Colmer groomed him for the House, introduced him to all the golfers and taught him tactics on initiating legislation that would negate the Brown v. Board case. All of Colmer's legislation failed, yet it all concealed the true intent of the bills.
Right about that time public schools in Miss. were forced to integrate (15 years after the S.C. ruling), and Lott took as his mission to resist forced integration with many other Mississippians.
In 1970, Lott used his family's money, political influence and his position in the Masons, in founding Chamberlain-Hunt Academy in Port Gibson, Miss. and Jackson Preparatory School, which allowed the white population to go to school free of "heathen" races.
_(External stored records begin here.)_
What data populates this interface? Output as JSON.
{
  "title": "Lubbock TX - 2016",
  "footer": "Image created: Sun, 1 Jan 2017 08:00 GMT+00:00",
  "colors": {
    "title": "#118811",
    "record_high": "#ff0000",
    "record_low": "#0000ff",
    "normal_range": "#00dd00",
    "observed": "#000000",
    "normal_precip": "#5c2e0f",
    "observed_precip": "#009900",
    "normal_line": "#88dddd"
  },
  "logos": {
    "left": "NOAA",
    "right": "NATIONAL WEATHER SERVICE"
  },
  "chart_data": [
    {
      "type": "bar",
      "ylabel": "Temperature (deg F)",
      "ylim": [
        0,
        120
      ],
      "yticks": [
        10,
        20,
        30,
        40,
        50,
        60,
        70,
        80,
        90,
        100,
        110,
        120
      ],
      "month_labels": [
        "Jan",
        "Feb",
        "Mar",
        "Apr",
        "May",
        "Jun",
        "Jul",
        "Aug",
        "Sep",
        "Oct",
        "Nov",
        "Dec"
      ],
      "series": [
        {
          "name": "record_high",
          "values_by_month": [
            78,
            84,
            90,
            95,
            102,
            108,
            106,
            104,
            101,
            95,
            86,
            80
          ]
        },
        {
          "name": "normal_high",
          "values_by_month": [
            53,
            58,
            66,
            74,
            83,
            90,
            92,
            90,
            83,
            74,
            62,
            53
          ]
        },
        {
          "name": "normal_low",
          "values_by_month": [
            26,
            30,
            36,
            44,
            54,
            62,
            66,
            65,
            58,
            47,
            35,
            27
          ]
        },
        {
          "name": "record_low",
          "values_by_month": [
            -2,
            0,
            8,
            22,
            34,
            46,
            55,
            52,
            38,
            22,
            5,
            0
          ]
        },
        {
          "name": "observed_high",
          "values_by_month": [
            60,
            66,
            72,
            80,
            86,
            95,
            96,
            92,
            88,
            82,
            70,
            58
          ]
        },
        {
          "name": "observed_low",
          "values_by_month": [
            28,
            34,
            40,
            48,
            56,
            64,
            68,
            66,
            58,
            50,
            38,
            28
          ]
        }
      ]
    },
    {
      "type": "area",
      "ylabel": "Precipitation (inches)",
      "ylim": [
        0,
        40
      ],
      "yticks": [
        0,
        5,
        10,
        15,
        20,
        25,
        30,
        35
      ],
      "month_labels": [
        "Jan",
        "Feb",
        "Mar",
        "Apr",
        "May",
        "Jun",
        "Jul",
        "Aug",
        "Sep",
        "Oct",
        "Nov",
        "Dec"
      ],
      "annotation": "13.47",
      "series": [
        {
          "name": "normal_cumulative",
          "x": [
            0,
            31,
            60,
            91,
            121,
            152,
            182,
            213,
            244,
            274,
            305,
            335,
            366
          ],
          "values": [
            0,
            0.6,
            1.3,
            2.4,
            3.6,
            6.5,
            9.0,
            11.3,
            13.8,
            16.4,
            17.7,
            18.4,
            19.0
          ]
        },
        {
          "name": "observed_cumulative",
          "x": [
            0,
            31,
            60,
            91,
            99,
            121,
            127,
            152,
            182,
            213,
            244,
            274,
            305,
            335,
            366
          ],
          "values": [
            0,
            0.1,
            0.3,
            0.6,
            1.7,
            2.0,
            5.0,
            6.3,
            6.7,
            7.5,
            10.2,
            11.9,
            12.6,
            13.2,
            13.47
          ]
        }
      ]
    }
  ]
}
Lott was joined by several Sigma Nu fraternity brothers in this endeavor, many of whom have their names displayed at these institutions.
Before running for the House in 1972, he surprised Colmer by switching to the GOP. Before ol' Billy died in 1980, he too had become an ardent Republican after seeing the rise of the new Democratic Party in the South when Jimmy Carter took the presidency in the 1976 election.
Lott basically swept up Colmer's constituency that went from voting almost 100% Democrat in 1965 to voting 88% Republican by 1975--all elections, state and national.
When the Senate is not in session Trent Lott lives in Pascagoula, Miss. just down the road from James Lee Grimsley's family.
On football and baseball weekends, Lott can be seen with Congressman Roger Wicker (R, MS) in Oxford, Miss. drinking a beer and shaking hands with idolators.